L’ultima disavventura
Erano circa le 9 di ieri quando uno scoppio improvviso ha squarciato la quiete della zona, seguito da una colonna di fumo. Forse un cortocircuito elettrico - nonostante l’impianto fosse regolare - ha trasformato in cenere parte del suo quartier generale. Sono stati momenti concitati, con l’intervento dei vigili del fuoco per domare le fiamme.
I cani sono tutti salvi, ma l’incendio ha richiesto tanto lavoro di pulizia. Eppure, tra i resti anneriti, è sbocciata ancora la solidarietà: volontari e sconosciuti, commossi dal racconto di Stefano su Facebook, sono arrivati per portare coperte, lenzuola, cibo e cucce.
La sfida di Stefano è anche contro la burocrazia. Il Comune preme per lo sgombero, ma lui oppone un contratto d’affitto e un ricorso al Tar: «Viviamo nelle tende, non sono edifici stabili.
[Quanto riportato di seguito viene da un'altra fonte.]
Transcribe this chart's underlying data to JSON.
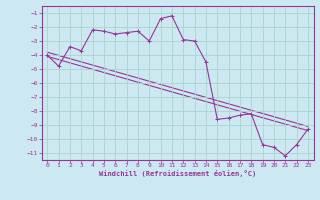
{
  "xlabel": "Windchill (Refroidissement éolien,°C)",
  "background_color": "#cce8f0",
  "grid_color": "#aad4cc",
  "line_color": "#993399",
  "ylim": [
    -11.5,
    -0.5
  ],
  "xlim": [
    -0.5,
    23.5
  ],
  "yticks": [
    -1,
    -2,
    -3,
    -4,
    -5,
    -6,
    -7,
    -8,
    -9,
    -10,
    -11
  ],
  "xticks": [
    0,
    1,
    2,
    3,
    4,
    5,
    6,
    7,
    8,
    9,
    10,
    11,
    12,
    13,
    14,
    15,
    16,
    17,
    18,
    19,
    20,
    21,
    22,
    23
  ],
  "series1_x": [
    0,
    1,
    2,
    3,
    4,
    5,
    6,
    7,
    8,
    9,
    10,
    11,
    12,
    13,
    14,
    15,
    16,
    17,
    18,
    19,
    20,
    21,
    22,
    23
  ],
  "series1_y": [
    -4.0,
    -4.8,
    -3.4,
    -3.7,
    -2.2,
    -2.3,
    -2.5,
    -2.4,
    -2.3,
    -3.0,
    -1.4,
    -1.2,
    -2.9,
    -3.0,
    -4.5,
    -8.6,
    -8.5,
    -8.3,
    -8.2,
    -10.4,
    -10.6,
    -11.2,
    -10.4,
    -9.3
  ],
  "line2_x": [
    0,
    23
  ],
  "line2_y": [
    -3.8,
    -9.1
  ],
  "line3_x": [
    0,
    23
  ],
  "line3_y": [
    -4.1,
    -9.4
  ],
  "xlabel_fontsize": 5.0,
  "tick_fontsize": 4.5,
  "marker": "+"
}
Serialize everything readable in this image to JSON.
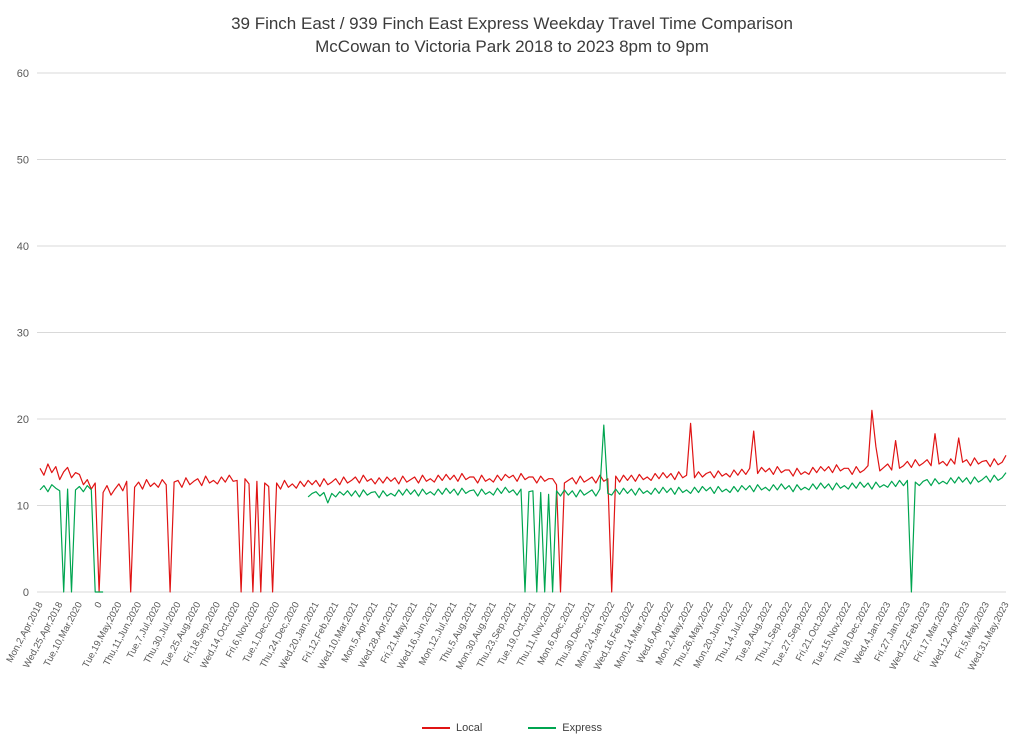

Ho un contratto di 5 anni di affitto per il terreno e non me ne vado».
Prima di approdare nel bosco, Stefano viveva in affitto in una villa sul lago di Varese, lasciata lo scorso ottobre su richiesta del proprietario. Gli era stata offerta una via d’uscita: liberare la casa in fretta in cambio di una sistemazione per i cani tramite alcune associazioni. La risposta è stata un “no” categorico.
I suoi amici a quattro zampe sono la sua famiglia. Compagni di vita vecchi, spesso storpi, segnati dal tempo; quegli “invisibili” che dietro le sbarre di un canile nessuno degnerebbe di uno sguardo. «Non finiranno in gabbia», dice Stefano con fermezza. «Piuttosto vivo con loro in una tenda. Non è così spiacevole come si pensa: qui, nella natura, trovo tutto ciò di cui ho bisogno».
La speranza resta
L’imperativo è non perdersi d’animo. Stefano ha già ordinato una nuova tenda gonfiabile che arriverà martedì (per chi volesse contribuire, è attiva la raccolta fondi su GoFundMe “Tra qualche mese siamo per strada”). Fino ad allora, dormirà in una semplice tenda da campeggio, con i suoi 14 amici a fargli calore e compagnia. Perché anche Varese, in fondo, ha la sua “famiglia nel bosco”: una comunità fatta di tante code che sanno scodinzolare forte, anche quando tutto si fa difficile.